Abstract

The current study aimed to test the effect of behavior therapy training on the assessment of self-forgiveness, focusing on the feelings or outcomes that may be associated with failing and succeeding in everyday life, using 2 Implicit Relational Assessment Procedures (IRAPs) that had been developed across a series of previously published studies. Additionally, the research explored the extent to which responding on the IRAP correlated with standardized measures of psychopathology, including depression, anxiety, stress, and a scale that was based directly on the IRAP. Forty undergraduate and postgraduate students completed the study (20 individuals who were teaching on, attending, or who had attended a course in clinical behavior analysis and 20 students from different fields).
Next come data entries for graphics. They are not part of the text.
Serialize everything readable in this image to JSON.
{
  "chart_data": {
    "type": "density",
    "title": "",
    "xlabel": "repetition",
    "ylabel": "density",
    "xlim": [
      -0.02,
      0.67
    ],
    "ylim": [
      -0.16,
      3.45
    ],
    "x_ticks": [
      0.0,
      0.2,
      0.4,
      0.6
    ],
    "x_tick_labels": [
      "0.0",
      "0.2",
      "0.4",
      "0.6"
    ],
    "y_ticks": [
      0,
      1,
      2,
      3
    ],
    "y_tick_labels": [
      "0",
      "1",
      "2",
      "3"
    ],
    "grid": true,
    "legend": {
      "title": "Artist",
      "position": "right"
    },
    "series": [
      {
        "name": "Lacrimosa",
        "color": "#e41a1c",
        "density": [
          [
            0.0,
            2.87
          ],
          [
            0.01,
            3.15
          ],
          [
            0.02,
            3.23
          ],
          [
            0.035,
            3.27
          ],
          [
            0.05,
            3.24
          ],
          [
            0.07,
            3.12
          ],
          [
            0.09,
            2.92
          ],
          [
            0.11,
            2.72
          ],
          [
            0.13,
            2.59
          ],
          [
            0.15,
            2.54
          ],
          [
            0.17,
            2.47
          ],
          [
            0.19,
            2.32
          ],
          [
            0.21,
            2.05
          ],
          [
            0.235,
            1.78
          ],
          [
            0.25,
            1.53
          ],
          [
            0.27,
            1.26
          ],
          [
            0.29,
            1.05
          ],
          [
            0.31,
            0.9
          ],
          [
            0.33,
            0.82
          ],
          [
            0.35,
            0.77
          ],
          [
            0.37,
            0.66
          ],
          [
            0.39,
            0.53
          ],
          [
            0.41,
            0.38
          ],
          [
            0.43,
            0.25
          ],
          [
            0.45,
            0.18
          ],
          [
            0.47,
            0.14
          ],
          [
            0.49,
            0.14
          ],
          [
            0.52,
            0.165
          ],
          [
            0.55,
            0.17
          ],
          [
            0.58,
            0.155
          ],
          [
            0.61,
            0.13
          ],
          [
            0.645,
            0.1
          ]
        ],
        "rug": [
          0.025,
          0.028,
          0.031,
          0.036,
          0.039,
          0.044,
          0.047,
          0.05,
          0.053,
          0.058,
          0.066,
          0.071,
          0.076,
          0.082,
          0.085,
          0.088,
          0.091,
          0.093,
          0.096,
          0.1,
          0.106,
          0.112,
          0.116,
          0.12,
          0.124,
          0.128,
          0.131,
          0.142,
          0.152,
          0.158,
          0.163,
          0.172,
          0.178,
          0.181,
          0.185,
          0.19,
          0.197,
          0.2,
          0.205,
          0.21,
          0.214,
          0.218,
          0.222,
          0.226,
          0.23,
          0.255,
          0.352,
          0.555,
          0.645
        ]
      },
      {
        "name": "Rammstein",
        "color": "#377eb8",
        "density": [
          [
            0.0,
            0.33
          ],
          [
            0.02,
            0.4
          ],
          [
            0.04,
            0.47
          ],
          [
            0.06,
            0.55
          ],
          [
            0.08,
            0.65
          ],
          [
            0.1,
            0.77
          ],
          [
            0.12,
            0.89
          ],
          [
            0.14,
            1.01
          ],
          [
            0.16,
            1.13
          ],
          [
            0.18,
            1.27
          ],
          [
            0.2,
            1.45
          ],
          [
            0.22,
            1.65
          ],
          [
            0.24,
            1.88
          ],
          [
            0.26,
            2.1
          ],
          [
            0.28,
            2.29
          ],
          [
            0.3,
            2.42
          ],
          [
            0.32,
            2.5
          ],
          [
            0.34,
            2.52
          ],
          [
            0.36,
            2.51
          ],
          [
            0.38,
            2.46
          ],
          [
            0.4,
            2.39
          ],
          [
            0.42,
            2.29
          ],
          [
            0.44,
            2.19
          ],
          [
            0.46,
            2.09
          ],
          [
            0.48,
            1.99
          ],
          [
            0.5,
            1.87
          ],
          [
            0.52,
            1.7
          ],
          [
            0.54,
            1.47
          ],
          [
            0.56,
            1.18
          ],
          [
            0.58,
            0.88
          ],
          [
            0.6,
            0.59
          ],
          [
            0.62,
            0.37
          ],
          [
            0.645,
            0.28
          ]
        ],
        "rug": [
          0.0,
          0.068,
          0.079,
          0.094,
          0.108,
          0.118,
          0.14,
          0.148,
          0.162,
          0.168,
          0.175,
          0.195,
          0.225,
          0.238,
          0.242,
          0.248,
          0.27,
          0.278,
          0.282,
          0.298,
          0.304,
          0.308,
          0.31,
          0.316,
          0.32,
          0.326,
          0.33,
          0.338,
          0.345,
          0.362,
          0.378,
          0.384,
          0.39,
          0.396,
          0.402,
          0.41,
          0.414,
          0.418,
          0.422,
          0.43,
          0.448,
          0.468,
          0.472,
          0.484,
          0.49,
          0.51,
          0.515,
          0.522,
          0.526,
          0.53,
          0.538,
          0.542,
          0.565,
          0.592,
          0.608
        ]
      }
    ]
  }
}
The two groups (behavior therapists and nontherapists) completed the 2 IRAPs and the explicit measures. Overall, only 1 of the 2 IRAPs, the one that targeted feelings rather than outcomes, produced clear and significant differences between the behavior therapist and nontherapist groups. This result indicated that the diverging performances were specific to the stimuli that were presented in the IRAP rather than reflecting a generic between-group difference produced by the measure itself. Furthermore, both IRAPs predicted levels of self-reported psychopathology and self-compassion. A number of potential reasons why this pattern of results emerged using the 2 IRAPs and explicit measures with these 2 groups of participants are considered.